I have been interested in adding support for scalable vectors to improve code generation. Currently LLVM supports scalable vectorization for ARM SVE and RVV backends. One place of interest for me has been shuffle instructions. LLVM represents shuffle masks using a numerical array of integers and leaves it upon the backend to choose optimal instructions based on it. Since vector length in unknown for scalable vectors at compile time, the current solution for representing shuffle instructions is adding special intrinsics for specific patterns. One of the earlier proposals regarding this: [llvm-dev] [RFC] Extending shufflevector for vscale vectors (SVE etc.).

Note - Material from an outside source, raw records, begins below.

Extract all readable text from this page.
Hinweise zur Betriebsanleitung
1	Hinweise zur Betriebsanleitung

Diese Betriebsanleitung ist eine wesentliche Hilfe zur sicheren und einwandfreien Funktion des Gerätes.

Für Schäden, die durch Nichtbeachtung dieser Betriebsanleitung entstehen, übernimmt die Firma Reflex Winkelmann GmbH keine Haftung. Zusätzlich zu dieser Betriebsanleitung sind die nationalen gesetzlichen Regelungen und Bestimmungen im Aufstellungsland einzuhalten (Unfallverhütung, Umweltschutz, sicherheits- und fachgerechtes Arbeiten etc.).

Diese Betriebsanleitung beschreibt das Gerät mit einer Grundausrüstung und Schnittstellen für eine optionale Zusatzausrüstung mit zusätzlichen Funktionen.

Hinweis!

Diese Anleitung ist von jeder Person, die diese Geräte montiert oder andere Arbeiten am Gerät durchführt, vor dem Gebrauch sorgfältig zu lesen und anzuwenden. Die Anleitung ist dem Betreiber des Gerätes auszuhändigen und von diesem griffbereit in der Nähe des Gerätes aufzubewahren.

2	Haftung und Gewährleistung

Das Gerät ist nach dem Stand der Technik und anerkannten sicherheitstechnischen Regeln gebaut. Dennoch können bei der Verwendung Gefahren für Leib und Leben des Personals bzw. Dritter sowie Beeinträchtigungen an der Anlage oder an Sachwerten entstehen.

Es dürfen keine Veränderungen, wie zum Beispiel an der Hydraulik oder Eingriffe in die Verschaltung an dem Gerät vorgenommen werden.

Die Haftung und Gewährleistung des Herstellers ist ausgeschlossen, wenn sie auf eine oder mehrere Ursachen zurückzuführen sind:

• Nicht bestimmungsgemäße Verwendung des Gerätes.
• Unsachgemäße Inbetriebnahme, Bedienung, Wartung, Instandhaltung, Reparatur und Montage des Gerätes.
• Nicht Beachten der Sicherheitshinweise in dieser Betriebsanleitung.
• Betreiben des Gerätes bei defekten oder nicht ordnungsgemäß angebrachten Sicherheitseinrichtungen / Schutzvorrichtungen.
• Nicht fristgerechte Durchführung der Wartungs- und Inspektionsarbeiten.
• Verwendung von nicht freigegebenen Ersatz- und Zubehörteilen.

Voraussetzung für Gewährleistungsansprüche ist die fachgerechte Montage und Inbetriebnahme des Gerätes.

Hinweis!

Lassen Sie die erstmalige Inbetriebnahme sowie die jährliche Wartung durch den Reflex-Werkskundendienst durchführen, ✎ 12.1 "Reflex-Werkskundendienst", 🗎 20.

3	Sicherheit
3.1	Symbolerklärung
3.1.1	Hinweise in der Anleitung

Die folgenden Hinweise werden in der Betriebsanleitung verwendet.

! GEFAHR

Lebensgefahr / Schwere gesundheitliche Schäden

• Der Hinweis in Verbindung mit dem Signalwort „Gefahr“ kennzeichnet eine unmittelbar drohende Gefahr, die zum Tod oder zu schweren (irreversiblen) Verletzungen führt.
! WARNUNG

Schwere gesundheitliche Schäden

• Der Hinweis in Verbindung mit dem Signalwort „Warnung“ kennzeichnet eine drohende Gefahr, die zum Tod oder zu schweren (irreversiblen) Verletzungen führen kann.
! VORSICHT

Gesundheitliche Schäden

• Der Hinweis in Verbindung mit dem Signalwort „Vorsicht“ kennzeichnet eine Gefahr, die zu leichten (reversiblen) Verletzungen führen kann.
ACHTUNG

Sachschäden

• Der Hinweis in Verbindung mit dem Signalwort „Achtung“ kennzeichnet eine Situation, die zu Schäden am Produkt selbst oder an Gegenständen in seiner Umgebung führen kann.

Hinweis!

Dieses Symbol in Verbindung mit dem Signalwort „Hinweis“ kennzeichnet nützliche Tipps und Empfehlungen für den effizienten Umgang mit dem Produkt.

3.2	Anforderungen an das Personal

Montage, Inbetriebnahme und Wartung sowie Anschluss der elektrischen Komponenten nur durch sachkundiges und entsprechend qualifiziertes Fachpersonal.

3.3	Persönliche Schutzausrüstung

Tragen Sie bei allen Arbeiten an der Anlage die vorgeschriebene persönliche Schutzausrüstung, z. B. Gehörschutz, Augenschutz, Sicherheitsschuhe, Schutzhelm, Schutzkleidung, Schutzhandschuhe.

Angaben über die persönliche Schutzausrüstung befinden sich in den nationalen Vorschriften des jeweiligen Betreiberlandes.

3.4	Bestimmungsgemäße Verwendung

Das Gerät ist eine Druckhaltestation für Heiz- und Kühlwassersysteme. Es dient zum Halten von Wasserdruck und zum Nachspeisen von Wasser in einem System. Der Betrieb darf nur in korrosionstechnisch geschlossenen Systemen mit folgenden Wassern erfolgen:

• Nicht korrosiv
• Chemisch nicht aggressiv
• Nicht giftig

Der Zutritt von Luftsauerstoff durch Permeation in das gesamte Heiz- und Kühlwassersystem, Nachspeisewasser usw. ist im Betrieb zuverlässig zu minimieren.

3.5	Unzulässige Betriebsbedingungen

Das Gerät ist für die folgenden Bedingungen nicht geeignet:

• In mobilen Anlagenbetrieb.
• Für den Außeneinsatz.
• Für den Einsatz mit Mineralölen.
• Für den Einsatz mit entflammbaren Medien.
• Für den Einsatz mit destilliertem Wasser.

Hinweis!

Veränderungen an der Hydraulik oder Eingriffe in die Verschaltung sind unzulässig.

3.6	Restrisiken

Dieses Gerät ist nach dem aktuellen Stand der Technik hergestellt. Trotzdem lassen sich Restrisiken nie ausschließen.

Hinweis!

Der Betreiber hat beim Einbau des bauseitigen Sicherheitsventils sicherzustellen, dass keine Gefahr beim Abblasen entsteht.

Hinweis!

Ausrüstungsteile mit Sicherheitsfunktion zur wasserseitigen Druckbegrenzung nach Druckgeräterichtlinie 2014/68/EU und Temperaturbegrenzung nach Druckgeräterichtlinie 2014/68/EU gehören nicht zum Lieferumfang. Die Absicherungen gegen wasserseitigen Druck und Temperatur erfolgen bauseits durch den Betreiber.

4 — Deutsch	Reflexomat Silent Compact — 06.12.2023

I was interested in finding an alternative representation which would be more LLVM IR-like: pattern independent representation. For initial prototyping, I tried representing some of the patterns present in the auto-vectorizing pipeline using “variable” masks and adding a backend pass to “unravel” the mask to find backend-specific patterns and respective instructions. To summarize some of my instruction selection efforts, using the same overarching theme of pattern recognition in the backend for scalable vectors:

  1. Extended strided load detection in gather-scatter instructions for scalable vectors in RISC-V backend
  2. Use variable mask in shuffle instructions and detect splice like pattern to emit vslide{down/up} in RISC-V and detect special cases for fixed “immediate” values for instructions like vslide1{down/up}
  3. Representing reduction expansions (that cannot be directly lowered to backend) for scalable vectors using similar variable shuffle masks.

Are folks interested in discussing such a representation which would allow the LLVM IR to be more flexible with optimizations and add the onus of specific instruction selection on the backend? I’d be very excited to discuss any of this in a future meeting.